Despite the newly enacted laws designed to protect Californians, many drivers continue to use their cell phones while they drive.
“This last April, we had about 60 citations issued for just texting, and 430 for just talking, just in our office,” said Officer Daniel Jacowitz from the California Highway Patrol’s Castro Valley office. During a special enforcement period in April, the agency wrote about ten times as many tickets for cell phone use as usual, but only two of the month’s citations went to those under 18. “The 18 to 25- year-old range made up the majority,” Jacowitz said.
Under the cell phone use law, adults 18 and older may use a hands-free device when using their cell phones, while minors cannot use cell phones at all, not even with a hands-free device, while driving on public roads.
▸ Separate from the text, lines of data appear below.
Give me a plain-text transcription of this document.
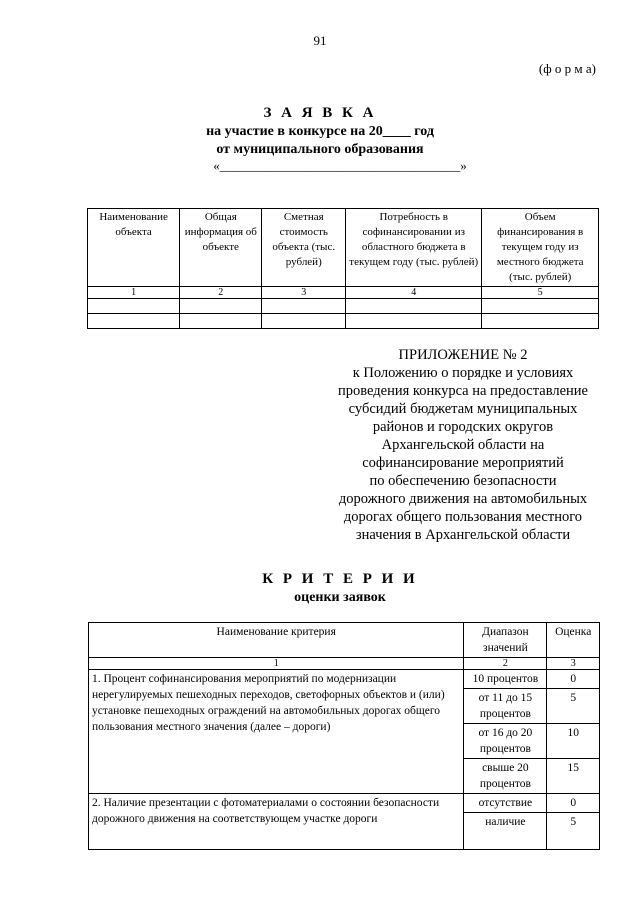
91
(ф о р м а)
З А Я В К А
на участие в конкурсе на 20____ год
от муниципального образования
«_____________________________________»
Наименование объекта	Общая информация об объекте	Сметная стоимость объекта (тыс. рублей)	Потребность в софинансировании из областного бюджета в текущем году (тыс. рублей)	Объем финансирования в текущем году из местного бюджета (тыс. рублей)
1	2	3	4	5

ПРИЛОЖЕНИЕ № 2
к Положению о порядке и условиях
проведения конкурса на предоставление
субсидий бюджетам муниципальных
районов и городских округов
Архангельской области на
софинансирование мероприятий
по обеспечению безопасности
дорожного движения на автомобильных
дорогах общего пользования местного
значения в Архангельской области
К Р И Т Е Р И И
оценки заявок
Наименование критерия	Диапазон значений	Оценка
1	2	3
1. Процент софинансирования мероприятий по модернизации нерегулируемых пешеходных переходов, светофорных объектов и (или) установке пешеходных ограждений на автомобильных дорогах общего пользования местного значения (далее – дороги)	10 процентов	0
	от 11 до 15 процентов	5
	от 16 до 20 процентов	10
	свыше 20 процентов	15
2. Наличие презентации с фотоматериалами о состоянии безопасности дорожного движения на соответствующем участке дороги	отсутствие	0
	наличие	5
Exceptions apply to commercial drivers and emergency calls.
Jacowitz continued to tell about how people these days increasingly lie to law enforcement officers to get out of citations. He said some insist they’re driving to the hospital for emergencies, but Jacowitz cautioned that officers may follow the drivers to make sure.
“Some people say they’re talking to God,” said Jacowitz.
Driving while using a cell phone is an infraction and can be charged a base fine of $20, and $50 for each following violation. However, due to court-imposed administrative fees, the cost of fines is likely much greater than that.
Overall, CVHS students seem to be in agreement with senior Victoria Liang.
“Texting while driving is almost like a person drunk driving because only a portion of the person’s attention is focused on the road,” she said. “Texting can wait!”
“It’s your decision, and if you die from it, well, it’s just natural selection. As for the innocent driver, that’s just a pity,” said senior Kyle Kole.